Choosing a Dog Trainer

Choosing a Dog Trainer There are many ways to choose a dog trainer. You can read a book or watch a video to teach you how to train your dog; you can have a friend who is good at training dogs commit to training yours; or you can hire someone to train your dog. You will be surprised at how many different methods and trainers are available.

Educate Yourself It’s important you educate yourself when looking for someone to train your dog. See if there are trainers who offer competitive prices or even a guarantee. Ask for references and contact those people to see if they were happy with their experiences. Consider that shopping for a dog trainer is nothing like shopping for a car or an appliance. Trainers are professionals and have a code of ethics that need to be followed. Interestingly, trainers who adhere to the code of ethics are forbidden to guarantee results from their training. Think about it. Nobody can guarantee the actions of any living thing. Your pet is unique and has different history, strengths, and weaknesses than any other pet.

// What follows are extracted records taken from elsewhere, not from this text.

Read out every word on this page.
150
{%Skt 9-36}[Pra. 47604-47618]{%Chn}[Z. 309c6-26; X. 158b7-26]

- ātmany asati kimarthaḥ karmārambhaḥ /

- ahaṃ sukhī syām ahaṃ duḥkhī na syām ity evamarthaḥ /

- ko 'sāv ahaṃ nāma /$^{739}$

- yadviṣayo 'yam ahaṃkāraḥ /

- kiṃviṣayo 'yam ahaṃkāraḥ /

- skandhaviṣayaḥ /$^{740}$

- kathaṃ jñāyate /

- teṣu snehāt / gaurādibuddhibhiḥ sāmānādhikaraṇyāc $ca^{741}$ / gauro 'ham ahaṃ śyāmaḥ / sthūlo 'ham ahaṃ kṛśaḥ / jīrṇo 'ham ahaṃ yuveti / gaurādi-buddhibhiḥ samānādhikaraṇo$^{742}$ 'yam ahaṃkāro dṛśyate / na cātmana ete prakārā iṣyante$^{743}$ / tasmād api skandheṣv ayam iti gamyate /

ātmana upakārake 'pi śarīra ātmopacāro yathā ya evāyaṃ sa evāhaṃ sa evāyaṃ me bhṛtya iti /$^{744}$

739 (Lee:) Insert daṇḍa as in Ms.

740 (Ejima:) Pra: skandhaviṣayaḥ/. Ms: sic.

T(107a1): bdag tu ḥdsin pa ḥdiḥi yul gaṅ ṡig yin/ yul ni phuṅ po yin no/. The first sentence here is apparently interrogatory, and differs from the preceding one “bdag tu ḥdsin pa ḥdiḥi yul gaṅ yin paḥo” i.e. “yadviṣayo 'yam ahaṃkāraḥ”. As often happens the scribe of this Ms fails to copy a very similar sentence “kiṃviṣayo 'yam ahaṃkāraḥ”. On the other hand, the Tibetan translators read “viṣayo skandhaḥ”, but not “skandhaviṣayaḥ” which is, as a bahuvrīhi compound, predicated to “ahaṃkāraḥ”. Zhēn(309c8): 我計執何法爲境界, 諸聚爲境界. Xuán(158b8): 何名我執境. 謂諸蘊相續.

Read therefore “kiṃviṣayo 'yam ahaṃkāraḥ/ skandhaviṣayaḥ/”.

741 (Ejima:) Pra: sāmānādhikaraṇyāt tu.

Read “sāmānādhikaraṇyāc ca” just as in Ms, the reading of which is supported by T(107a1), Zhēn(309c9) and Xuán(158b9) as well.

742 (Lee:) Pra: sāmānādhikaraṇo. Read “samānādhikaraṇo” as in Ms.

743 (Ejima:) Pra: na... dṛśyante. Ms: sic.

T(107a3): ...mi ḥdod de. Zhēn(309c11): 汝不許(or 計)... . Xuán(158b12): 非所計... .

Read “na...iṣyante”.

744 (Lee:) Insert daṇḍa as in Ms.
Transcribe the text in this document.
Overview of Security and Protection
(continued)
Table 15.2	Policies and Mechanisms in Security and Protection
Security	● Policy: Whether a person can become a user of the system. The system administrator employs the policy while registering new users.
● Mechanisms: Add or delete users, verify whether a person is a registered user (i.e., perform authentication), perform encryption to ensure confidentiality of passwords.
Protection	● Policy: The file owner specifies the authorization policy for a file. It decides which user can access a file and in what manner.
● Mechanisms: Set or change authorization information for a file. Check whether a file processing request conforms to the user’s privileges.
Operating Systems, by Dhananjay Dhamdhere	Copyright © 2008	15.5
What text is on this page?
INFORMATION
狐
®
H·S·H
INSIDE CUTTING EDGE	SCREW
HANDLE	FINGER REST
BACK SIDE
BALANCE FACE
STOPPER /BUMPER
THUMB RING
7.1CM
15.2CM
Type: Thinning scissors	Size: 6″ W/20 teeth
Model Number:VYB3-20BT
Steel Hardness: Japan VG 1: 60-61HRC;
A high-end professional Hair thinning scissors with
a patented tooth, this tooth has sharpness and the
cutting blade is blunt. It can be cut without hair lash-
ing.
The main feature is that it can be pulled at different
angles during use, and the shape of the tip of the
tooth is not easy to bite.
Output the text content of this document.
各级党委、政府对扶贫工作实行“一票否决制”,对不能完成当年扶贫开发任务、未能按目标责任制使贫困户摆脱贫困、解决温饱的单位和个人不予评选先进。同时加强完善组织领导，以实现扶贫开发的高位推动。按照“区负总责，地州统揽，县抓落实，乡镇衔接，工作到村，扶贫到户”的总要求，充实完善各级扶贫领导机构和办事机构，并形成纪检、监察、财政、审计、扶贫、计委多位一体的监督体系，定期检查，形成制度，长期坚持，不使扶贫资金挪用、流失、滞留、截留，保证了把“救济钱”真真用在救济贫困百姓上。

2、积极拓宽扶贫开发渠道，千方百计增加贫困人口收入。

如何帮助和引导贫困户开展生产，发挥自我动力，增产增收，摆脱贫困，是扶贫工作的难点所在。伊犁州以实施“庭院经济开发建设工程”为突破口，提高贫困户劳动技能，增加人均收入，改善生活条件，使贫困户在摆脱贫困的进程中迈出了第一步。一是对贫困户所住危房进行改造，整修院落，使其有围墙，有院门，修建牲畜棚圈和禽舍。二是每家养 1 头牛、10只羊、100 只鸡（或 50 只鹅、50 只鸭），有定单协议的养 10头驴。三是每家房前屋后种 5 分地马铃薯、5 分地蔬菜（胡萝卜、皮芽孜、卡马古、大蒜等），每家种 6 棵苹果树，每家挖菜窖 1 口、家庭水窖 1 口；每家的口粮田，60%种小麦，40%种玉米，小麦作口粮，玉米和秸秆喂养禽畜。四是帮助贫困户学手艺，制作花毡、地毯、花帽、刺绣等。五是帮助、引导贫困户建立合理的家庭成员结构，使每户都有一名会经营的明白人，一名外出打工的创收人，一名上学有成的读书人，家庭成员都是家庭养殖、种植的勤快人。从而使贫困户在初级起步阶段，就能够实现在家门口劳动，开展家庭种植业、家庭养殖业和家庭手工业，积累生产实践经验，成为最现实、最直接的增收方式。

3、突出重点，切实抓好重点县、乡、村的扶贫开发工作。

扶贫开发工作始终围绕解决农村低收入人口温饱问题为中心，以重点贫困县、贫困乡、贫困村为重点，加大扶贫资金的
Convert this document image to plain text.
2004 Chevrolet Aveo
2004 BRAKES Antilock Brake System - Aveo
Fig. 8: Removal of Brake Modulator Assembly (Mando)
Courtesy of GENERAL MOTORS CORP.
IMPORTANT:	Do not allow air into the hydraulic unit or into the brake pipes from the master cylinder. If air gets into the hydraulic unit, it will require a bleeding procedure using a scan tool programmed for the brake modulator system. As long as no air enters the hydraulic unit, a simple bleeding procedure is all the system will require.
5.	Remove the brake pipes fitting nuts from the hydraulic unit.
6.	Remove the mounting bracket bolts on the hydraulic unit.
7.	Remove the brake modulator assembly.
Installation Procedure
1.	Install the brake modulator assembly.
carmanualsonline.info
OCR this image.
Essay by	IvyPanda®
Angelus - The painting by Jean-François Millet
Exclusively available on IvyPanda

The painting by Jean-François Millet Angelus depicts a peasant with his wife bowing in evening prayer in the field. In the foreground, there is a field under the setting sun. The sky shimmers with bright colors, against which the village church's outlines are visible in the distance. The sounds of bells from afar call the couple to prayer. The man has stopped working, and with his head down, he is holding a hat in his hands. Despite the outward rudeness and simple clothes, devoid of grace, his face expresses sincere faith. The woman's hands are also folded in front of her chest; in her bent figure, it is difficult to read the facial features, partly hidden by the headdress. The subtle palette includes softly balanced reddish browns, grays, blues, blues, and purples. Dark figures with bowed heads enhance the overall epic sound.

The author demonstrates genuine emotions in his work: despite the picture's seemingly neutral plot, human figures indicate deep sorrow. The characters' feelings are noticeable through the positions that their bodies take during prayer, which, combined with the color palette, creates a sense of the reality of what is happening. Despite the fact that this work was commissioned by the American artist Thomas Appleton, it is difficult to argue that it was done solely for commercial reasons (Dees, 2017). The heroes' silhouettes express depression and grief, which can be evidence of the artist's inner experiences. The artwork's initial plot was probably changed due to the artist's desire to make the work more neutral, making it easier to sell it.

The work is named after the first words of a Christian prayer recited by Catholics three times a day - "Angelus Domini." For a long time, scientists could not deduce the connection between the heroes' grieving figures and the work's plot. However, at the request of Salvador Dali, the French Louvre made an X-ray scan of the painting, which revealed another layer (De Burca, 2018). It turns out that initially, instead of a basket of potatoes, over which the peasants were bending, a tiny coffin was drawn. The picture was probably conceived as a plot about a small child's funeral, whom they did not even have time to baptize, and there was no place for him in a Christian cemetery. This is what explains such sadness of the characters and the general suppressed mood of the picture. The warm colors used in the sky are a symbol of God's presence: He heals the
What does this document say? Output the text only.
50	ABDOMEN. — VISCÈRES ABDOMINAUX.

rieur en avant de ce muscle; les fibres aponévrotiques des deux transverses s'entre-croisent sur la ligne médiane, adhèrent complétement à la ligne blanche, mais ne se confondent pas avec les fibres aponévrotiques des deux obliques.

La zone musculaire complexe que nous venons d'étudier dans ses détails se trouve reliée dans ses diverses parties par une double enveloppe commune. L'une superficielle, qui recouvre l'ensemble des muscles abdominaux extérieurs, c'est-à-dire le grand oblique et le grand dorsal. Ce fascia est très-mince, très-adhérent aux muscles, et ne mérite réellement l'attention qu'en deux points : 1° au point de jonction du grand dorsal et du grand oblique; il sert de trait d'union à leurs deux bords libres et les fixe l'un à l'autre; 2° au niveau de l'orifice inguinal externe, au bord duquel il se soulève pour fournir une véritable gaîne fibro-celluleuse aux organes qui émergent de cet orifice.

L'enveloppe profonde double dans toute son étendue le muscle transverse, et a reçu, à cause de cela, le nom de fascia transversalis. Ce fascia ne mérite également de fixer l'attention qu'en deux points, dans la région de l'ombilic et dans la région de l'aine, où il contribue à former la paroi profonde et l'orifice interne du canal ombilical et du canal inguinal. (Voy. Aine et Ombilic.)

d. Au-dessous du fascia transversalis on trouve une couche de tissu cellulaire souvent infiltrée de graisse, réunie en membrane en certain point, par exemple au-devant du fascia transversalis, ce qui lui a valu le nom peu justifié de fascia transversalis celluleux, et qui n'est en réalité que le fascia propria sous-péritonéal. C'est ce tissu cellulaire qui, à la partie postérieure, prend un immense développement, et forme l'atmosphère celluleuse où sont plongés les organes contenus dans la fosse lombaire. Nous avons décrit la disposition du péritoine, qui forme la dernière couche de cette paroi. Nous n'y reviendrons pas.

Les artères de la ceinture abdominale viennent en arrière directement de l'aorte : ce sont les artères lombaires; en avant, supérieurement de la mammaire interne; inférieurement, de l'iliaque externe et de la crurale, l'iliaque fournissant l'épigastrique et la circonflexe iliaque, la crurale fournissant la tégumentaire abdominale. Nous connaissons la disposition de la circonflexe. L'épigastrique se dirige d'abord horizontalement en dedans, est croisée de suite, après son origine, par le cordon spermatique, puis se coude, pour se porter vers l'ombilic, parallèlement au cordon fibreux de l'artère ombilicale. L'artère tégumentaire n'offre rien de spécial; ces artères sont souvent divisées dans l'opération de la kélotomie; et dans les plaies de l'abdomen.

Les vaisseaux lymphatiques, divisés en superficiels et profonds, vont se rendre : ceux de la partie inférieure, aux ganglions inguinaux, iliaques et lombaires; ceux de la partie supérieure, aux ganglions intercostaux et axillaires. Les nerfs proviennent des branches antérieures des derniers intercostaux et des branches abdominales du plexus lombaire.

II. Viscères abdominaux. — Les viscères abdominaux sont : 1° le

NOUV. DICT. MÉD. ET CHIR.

Your Search Anybody can claim status as a trainer. Keep in mind, most schools are not likely to imply their trainers know everything. Additionally, there are private programs for trainers offered by well-known trainers that are based on modern methods with scientific approval. Lastly, there are online courses that can be taken seriously and will actually teach you about training your dog or how to choose an appropriate dog trainer.

Preferred Training Methods Make sure you understand what methods your trainer will use while training your dog. Be sure to find a trainer who uses a lure-and-reward program, clicker training, or a combination of the two. According to scientists who have studied training methods for years, coercion and pain are inefficient and are counterproductive as training methods. Be sure your trainer is using encouragement and rewards when working with your dog. There should never be a time when a trainer uses choke collars, shock collars, alpha rolls, prong collars, or scruff shakes.

In the end, most likely a huge piece to the puzzle of your choosing a trainer will have something to do with the cost. There is no good advice to offer on how much you should pay for a two-month class; it varies depending on where you live. Smaller classes are better, so in the end, choose a dog trainer who can offer the smallest class with the highest quality that you can afford.